Under the artificial laboratory conditions in our study, larvae were highly sensitive to different concentrations of the PPP, reaching mortality rates similar to those of the toxic standard. However, larvae which had reached the pupal stage were able to develop normally. Before pupation, larvae defecate, so intestinal contents, such as food remnants or the gut microbiome, are purged (Winston 1987; Kwong and Moran 2016). As a result, accumulated populations of Bt could be removed and rendered incapable of compromising the bees’ development. Also, during the pupation time, larvae are isolated from the colony and do not contact contaminated colony material or food; thus, they are protected from exposure to entomopathogenic organisms. There is some evidence for the toxicity of the strain ABTS-1857 on other pollinator insects; e.g., feeding a PPP to Bombus terrestris induced high worker mortality and reduced the reproduction (Mommaerts et al. 2010). Because the loss of brood or young bees can have devastating consequences for a bee colony (Davis 1989), it seems worthwhile to include standardized toxicity tests of Bt strains on honeybee larvae, similar to the one for chemical PPPs reported here, in the registration process.

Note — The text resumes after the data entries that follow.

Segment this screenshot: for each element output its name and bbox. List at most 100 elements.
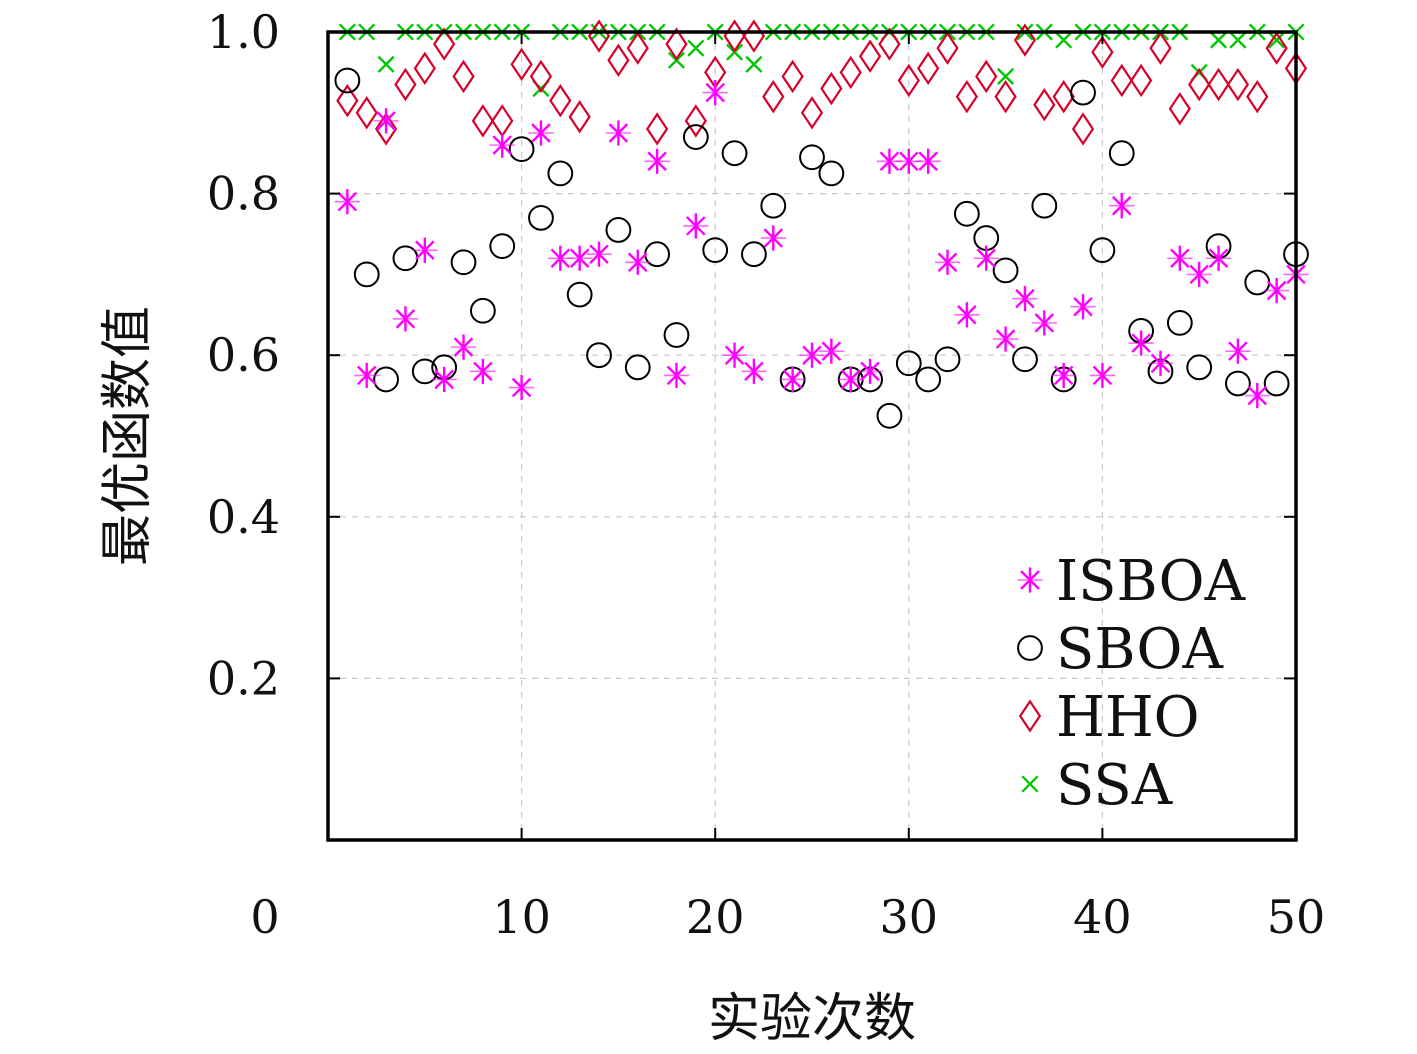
data-point-hho xyxy=(1129,63,1153,98)
data-point-isboa xyxy=(721,342,748,368)
data-point-sboa xyxy=(1225,370,1251,397)
data-point-hho xyxy=(1188,67,1211,102)
data-point-sboa xyxy=(876,402,903,429)
data-point-sboa xyxy=(663,322,690,348)
data-point-isboa xyxy=(915,148,941,174)
data-point-isboa xyxy=(644,148,670,174)
data-point-ssa xyxy=(1268,31,1286,49)
legend-marker-isboa xyxy=(1017,567,1043,593)
legend-marker-hho xyxy=(1018,699,1042,733)
data-point-isboa xyxy=(1205,245,1232,271)
data-point-sboa xyxy=(489,233,516,260)
data-point-isboa xyxy=(1167,245,1193,271)
data-point-hho xyxy=(1013,23,1037,57)
data-points xyxy=(334,19,1309,429)
data-point-isboa xyxy=(702,80,728,106)
data-point-hho xyxy=(742,19,766,53)
data-point-hho xyxy=(394,67,417,102)
data-point-sboa xyxy=(818,160,845,187)
data-point-hho xyxy=(549,83,572,118)
data-point-hho xyxy=(1265,31,1288,65)
x-tick-label: 40 xyxy=(1073,890,1132,944)
data-point-sboa xyxy=(586,342,612,369)
data-point-sboa xyxy=(1089,237,1116,264)
data-point-sboa xyxy=(1263,370,1290,397)
y-tick-label: 0.6 xyxy=(207,328,280,382)
data-point-hho xyxy=(1033,88,1056,122)
data-point-hho xyxy=(1110,63,1133,98)
data-point-isboa xyxy=(1225,338,1251,364)
data-point-isboa xyxy=(373,108,399,134)
data-point-isboa xyxy=(1186,261,1212,287)
x-tick-label: 10 xyxy=(492,890,551,944)
data-point-sboa xyxy=(760,192,787,219)
data-point-hho xyxy=(568,100,591,134)
data-point-hho xyxy=(665,27,688,61)
data-point-hho xyxy=(336,83,359,118)
y-tick-label: 0.8 xyxy=(207,167,280,221)
data-point-isboa xyxy=(354,362,380,388)
data-point-sboa xyxy=(1012,346,1038,373)
data-point-hho xyxy=(917,51,940,86)
data-point-sboa xyxy=(1166,309,1193,336)
y-axis-ticks: 0.2 0.4 0.6 0.8 1.0 xyxy=(207,5,1296,705)
data-point-isboa xyxy=(489,132,515,158)
data-point-sboa xyxy=(741,241,767,268)
x-tick-label: 50 xyxy=(1267,890,1326,944)
data-point-sboa xyxy=(934,346,961,373)
data-point-isboa xyxy=(993,326,1019,352)
y-axis-title: 最优函数值 xyxy=(98,306,158,566)
data-point-hho xyxy=(684,104,707,138)
data-point-isboa xyxy=(1012,286,1038,312)
data-point-isboa xyxy=(1070,294,1096,320)
data-point-sboa xyxy=(353,261,380,288)
data-point-isboa xyxy=(838,366,864,393)
legend-label-isboa: ISBOA xyxy=(1056,549,1246,614)
data-point-sboa xyxy=(624,354,651,381)
data-point-hho xyxy=(626,31,649,65)
data-point-isboa xyxy=(470,358,496,384)
data-point-hho xyxy=(897,63,920,98)
data-point-isboa xyxy=(450,334,477,360)
data-point-sboa xyxy=(528,204,554,231)
data-point-ssa xyxy=(1229,31,1247,49)
data-point-ssa xyxy=(687,39,705,57)
plot-area-frame xyxy=(326,30,1298,842)
data-point-ssa xyxy=(377,55,395,73)
x-axis-ticks: 0 10 20 30 40 50 xyxy=(250,32,1325,944)
series-isboa xyxy=(334,80,1309,409)
data-point-hho xyxy=(452,59,475,94)
data-point-isboa xyxy=(392,306,419,332)
data-point-sboa xyxy=(373,366,399,393)
series-hho xyxy=(336,19,1308,146)
data-point-ssa xyxy=(1055,31,1073,49)
data-point-hho xyxy=(607,43,630,77)
data-point-sboa xyxy=(702,237,729,264)
data-point-hho xyxy=(374,112,398,146)
data-point-sboa xyxy=(895,350,922,377)
y-tick-label: 1.0 xyxy=(207,5,280,59)
data-point-sboa xyxy=(992,257,1019,284)
data-point-isboa xyxy=(567,245,593,271)
x-tick-label: 20 xyxy=(686,890,745,944)
data-point-ssa xyxy=(997,67,1015,85)
data-point-ssa xyxy=(745,55,763,73)
data-point-isboa xyxy=(780,366,806,393)
legend-label-sboa: SBOA xyxy=(1056,617,1223,682)
data-point-hho xyxy=(491,104,514,138)
data-point-hho xyxy=(1207,67,1230,102)
data-point-isboa xyxy=(954,302,980,328)
data-point-isboa xyxy=(799,342,825,368)
data-point-isboa xyxy=(509,374,535,401)
data-point-hho xyxy=(1091,35,1114,69)
data-point-hho xyxy=(1149,31,1172,65)
data-point-sboa xyxy=(547,160,574,187)
data-point-hho xyxy=(955,79,979,114)
data-point-sboa xyxy=(334,67,361,94)
x-axis-title: 实验次数 xyxy=(708,989,916,1049)
data-point-ssa xyxy=(1210,31,1228,49)
data-point-sboa xyxy=(469,297,496,324)
data-point-hho xyxy=(471,104,495,138)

In view of our results and different studies, the effects of MPCPs on honeybees cannot be extrapolated from one strain to the entire group of a biologically active substance, such as Bt. Moreover, various factors influence the effect of those PPPs, such as UV radiation, humidity, and temperature. It seems essential to evaluate, modify, and adapt the current test systems used for chemical PPPs to reliably measure the potential risk of MPCPs. Adjusting the test duration is one of the necessary modifications. The earliest sign of mortality of the exposed bees under laboratory conditions was recorded only after 96 h at the highest tested concentration, additionally influenced by adult pollen feeding. An acute test with a normal test duration of 48 h or 96 h would not be able to detect these side effects and thus should be considered not sufficient for the registration process. Standardized test guidelines, as established for chemical PPPs, should be developed and applied in the risk assessment of MPCPs. Moreover, exposure routes and different environmental conditions such as the nutrition by pollen feeding appeared to affect the results, too, and have to be taken into account. The mode of action of biological PPPs under the common colony conditions, which vary significantly with the environmental conditions, needs to be investigated. Our study showed the effect of the strain ABTS-1857 on larvae and adult honeybees, but other variables, such as food quality and quantity, strain pathogenicity, weather, or race characteristics, may only be considered by examining natural interactions under field conditions (Duan et al. 2008; Soni and Thakur 2011). The most recent studies on the role of the gut microbiome of honeybees on bee health guide toward further studies determining the impact of MPCPs on the composition and development of the gut microbiome of honeybees. Thorough examinations of the effect of Bt and other MPCPs on the honeybee and other bee species under field conditions will help to understand the natural role and the behavior of “living active ingredients” for beneficial organisms.